The gist of the findings is that there is very poor concordance of variants called from these five pipelines. Across all the samples there was only about 57% of the SNPs called were concordant in the five pipelines used. Each pipeline came up with its own unique SNPs with varying degree; 0.5% to 5.1%. As one expects, SNP calling fares better than indel calling. Only about 26% of the indels called agreed with each other in the three indel pipelines.
In addition, a comparison of variants from a Illumina exome sequence sample to exomic regions from whole genome sequencing from Complete Genomics (CG) show that a large number SNPs inferred from CG data is missing in the Illumina data and the SNPs that are present in the Illumina sample have low sequence coverage.
So which is the best “variant calling pipeline”? This a loaded question, under the “default” conditions for Illumina sequencing, 97% of GATK-only SNPs and 54% of GATK-only indels could be validated using MiSeq sequencing. In comparison, only about 60% of SOAP-only SNPs and 44% of SOAP-only indels could be validated. This suggests that GATK is superior.
This paper nicely highlights the problems with the current state of “calling variants”, which are both at the technology and pipelines that are available to call variants. Stressing the need for change, the authors came with multiple recommendations to improve variant calling. They include
- discussion on variant quality and the case for multiple methods for analyzing personal genomes
- standardization of indel callings
- need for studying large families for discovering variations
- need for multiple platforms to comprehensively look at exomes
They are all valid recommendations that can improve the current state of variant discovery.
Here are a few thoughts on this paper and reproducibility of variant calling methods in general.
The authors have presented “pooled” results from comparing 15 across the five different pipelines. This basically gives an average picture of “pipeline-specific” and “pipeline-shared” variants. Although it helped to see how discordant the results from multiple pipelines are, it will be interesting to see how each exome data fared under the five pipelines (May be it is in the Supp. Section and we missed it). The detailed supplementary section provides data on exome capture for each sample and it shows that there is lot variation between samples. For example, total number of reads mapped varies from 61M to 94M; mean depth of the target region varies from 100 to 150.

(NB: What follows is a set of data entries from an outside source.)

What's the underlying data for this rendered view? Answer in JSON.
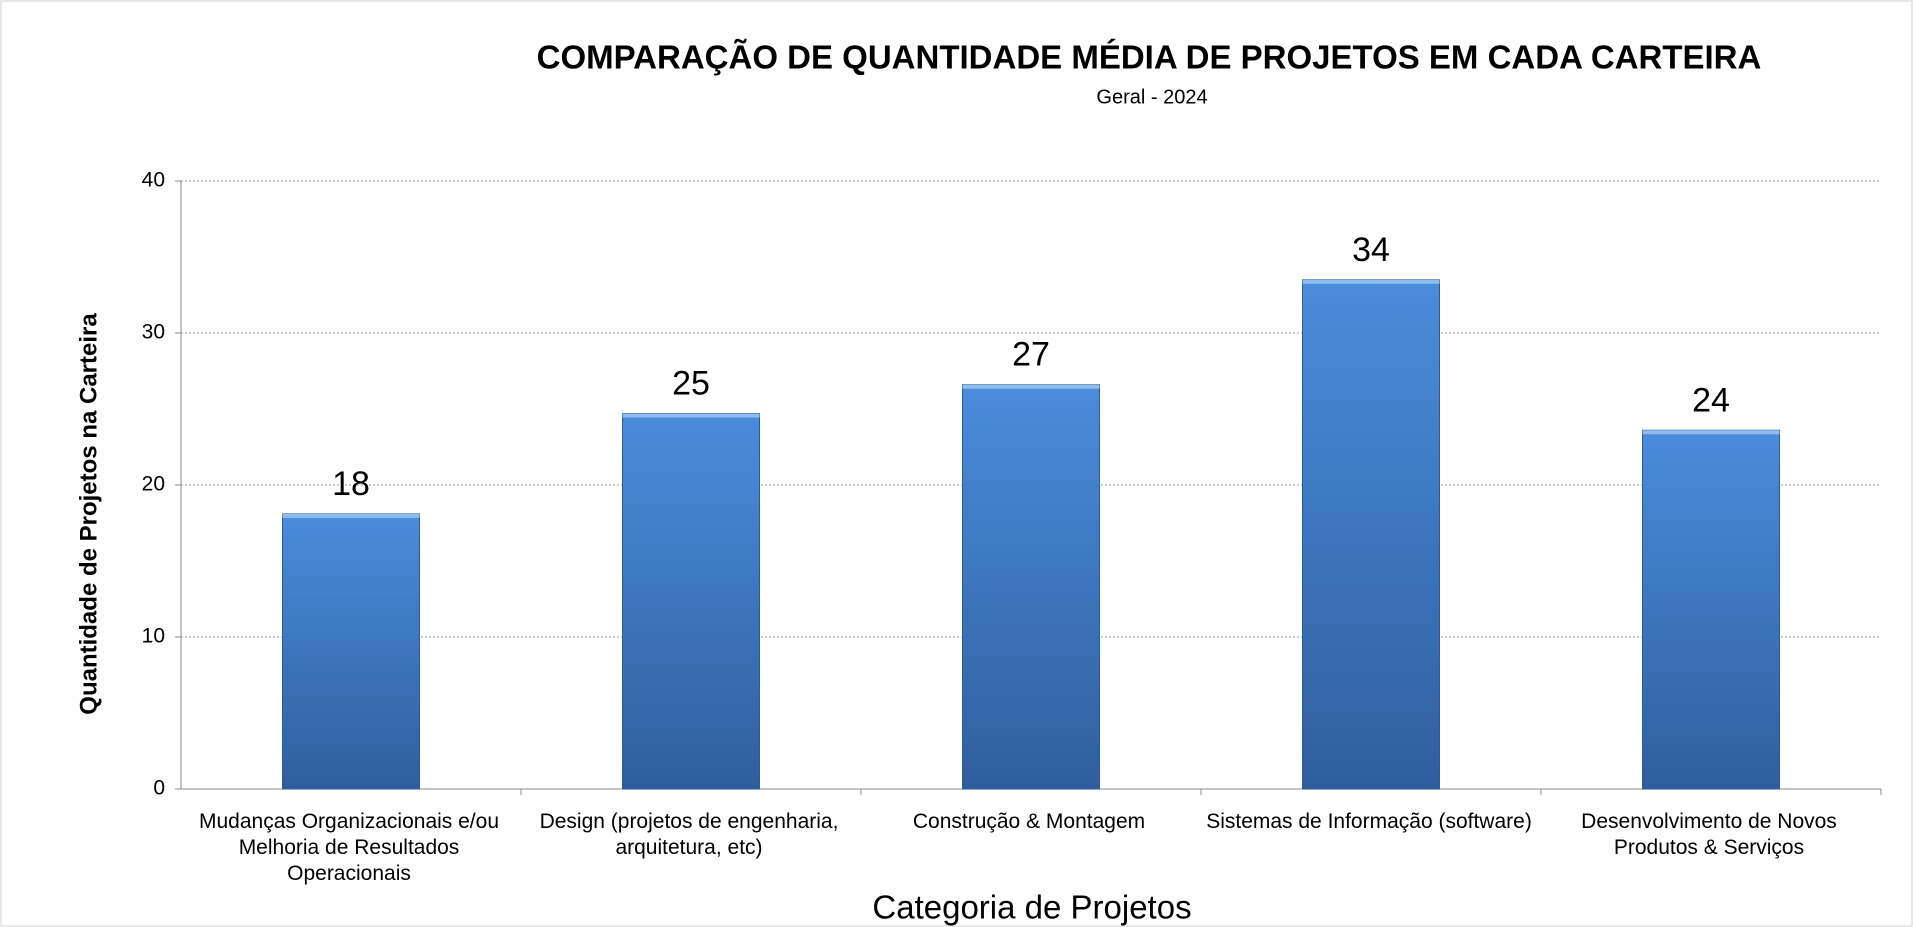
{
  "chart_data": {
    "type": "bar",
    "title": "COMPARAÇÃO DE QUANTIDADE MÉDIA DE PROJETOS EM CADA CARTEIRA",
    "subtitle": "Geral - 2024",
    "x_label": "Categoria  de Projetos",
    "y_label": "Quantidade de Projetos na Carteira",
    "categories": [
      "Mudanças Organizacionais e/ou Melhoria de Resultados Operacionais",
      "Design (projetos de engenharia, arquitetura, etc)",
      "Construção & Montagem",
      "Sistemas de Informação (software)",
      "Desenvolvimento de Novos Produtos & Serviços"
    ],
    "values": [
      18.1,
      24.7,
      26.6,
      33.5,
      23.6
    ],
    "value_labels": [
      "18",
      "25",
      "27",
      "34",
      "24"
    ],
    "color": "#3f7fcf",
    "ylim": [
      0,
      40
    ],
    "yticks": [
      0,
      10,
      20,
      30,
      40
    ],
    "grid": true
  }
}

Comparing samples independently across multiple pipelines might give hint on how these pipeline specific and shared variants vary from sample to sample. And looking at the outliers might help understanding the strength and weakness of a pipeline.
On a more general note, the trouble with the “default” in a pipeline is that, it is tuned for one kind of analysis. And often, there is no way one can tune all the parameters to infer the best parameters. In addition to the suggestions in this paper, another work around is that variant calling methods (and the way we use) need to get more quantitative/statistical. This will not solve all the problems, but will definitely help.
Reproducibility is a common problem in next-gen sequencing analysis. For example, just like multiple variant calling algorithms, there are multiple peak-calling algorithms for ChIP-Seq analysis. And ChIP-Seq also faces poor reproducibility across multiple pipelines for the same sample. Recently, Peter Bickel’s group at Berkeley developed Irreproducibility Discovery Rate (IDR) for measuring reproducibility of high-throughput experiments (manuscript at arXiv). IDR is similar to FDR, but gives us a handle on reproducibility. ENCODE project successfully adapted IDR for its ChIP-Seq analysis.
It may not be trivial, but should be possible to extend or develop “IDR-like” approaches for assessing reproducibility in variant calling. It is possibly more challenging in the variant calling setting as the SNP calling and Indel calling are often inter-related. Such quantitative masure of reproducibility will readily allow us to compare multiple variant discovery procedures/platforms and a handle on the reliability of the results.